ECLI:NL:OGAACMB:2018:43
Gerecht in Ambtenarenzaken van Aruba, Curaçao, Sint Maarten en van Bonaire, Sint Eustatius en Saba
- Eerste aanleg - enkelvoudig
- Rechtspraak.nl
Verzoek tot voorlopige voorziening in ambtenarenrechtelijke geschil over salarisstopzetting
In deze zaak heeft verzoekster, een ambtenaar, een verzoek ingediend tot het treffen van een voorlopige voorziening bij het Gerecht in Ambtenarenzaken van Aruba. Dit verzoek volgde op een mededeling van de directeur van de Dienst Openbare Werken dat haar salaris per 1 april 2018 zou worden stopgezet en dat het salaris over de periode van 22 februari 2018 tot 1 april 2018 kon worden teruggevorderd. Verzoekster had zich op 13 april 2018 tot het gerecht gewend, na een eerdere brief van 29 maart 2018 waarin haar werd meegedeeld dat zij zich per 21 februari 2018 had moeten melden bij de DOW, maar dit had verzuimd.

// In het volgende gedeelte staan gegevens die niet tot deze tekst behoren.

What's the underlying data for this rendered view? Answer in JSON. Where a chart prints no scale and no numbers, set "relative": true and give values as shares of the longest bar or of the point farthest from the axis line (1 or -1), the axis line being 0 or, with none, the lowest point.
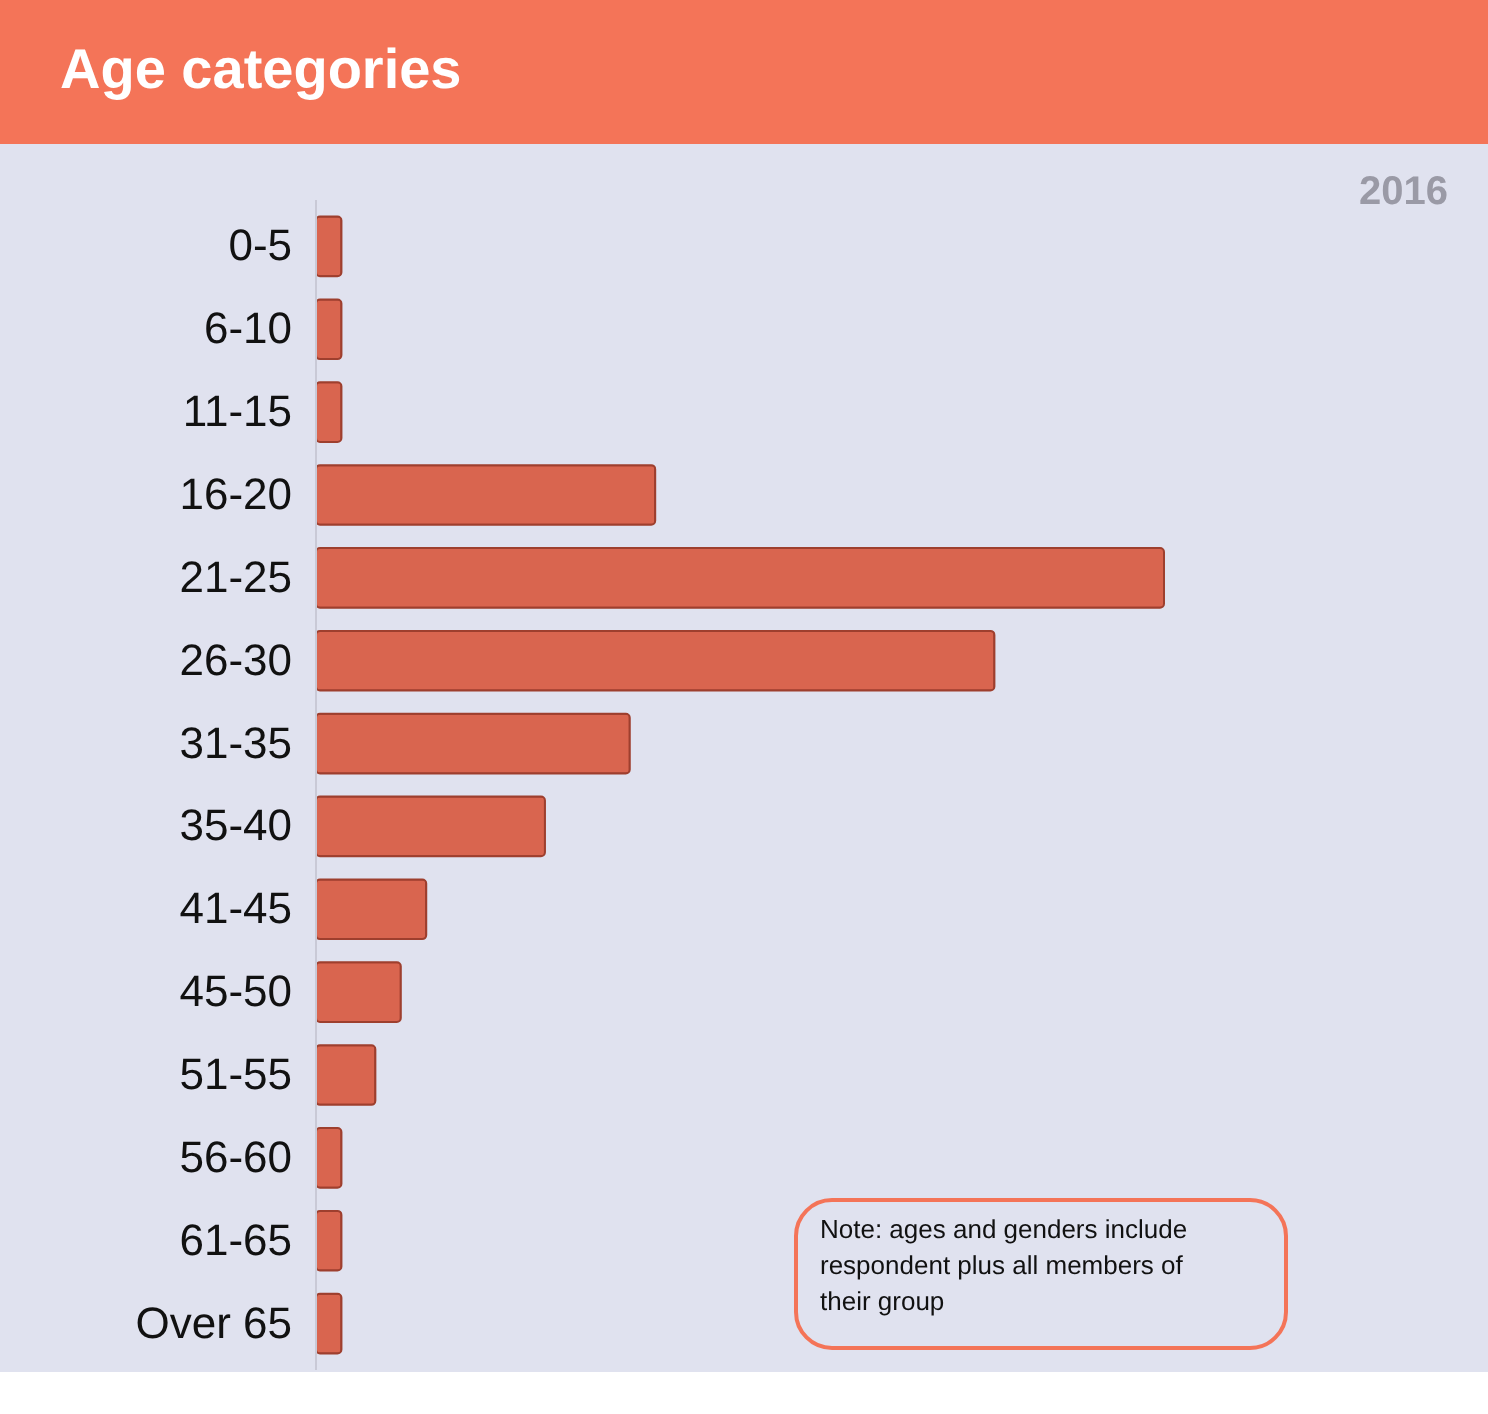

Tijdens de zitting op 28 mei 2018 werd duidelijk dat verzoekster sinds 20 maart 2017 ter beschikking was gesteld van een ander bureau en dat er geen bezwaren waren tegen haar verzoek om niet terug te keren naar de DOW. Echter, verzoekster had geen gevolg gegeven aan eerdere oproepen om zich te melden en had geen toestemming van het bevoegd gezag om thuis te blijven in afwachting van haar overplaatsing. De rechter oordeelde dat verzoekster haar verplichtingen niet was nagekomen en dat de gevolgen van haar beslissing om zich niet te melden voor haar rekening kwamen.
De rechter concludeerde dat verzoekster geen rechtvaardiging had voor haar afwezigheid en dat de beslissing tot inhouding van haar salaris niet onbevoegd was genomen. Het verzoek om een voorlopige voorziening werd dan ook afgewezen, omdat het bezwaar in de hoofdzaak geen redelijke kans van slagen had. De uitspraak werd gedaan op 11 juni 2018, en tegen deze uitspraak staat geen rechtsmiddel open.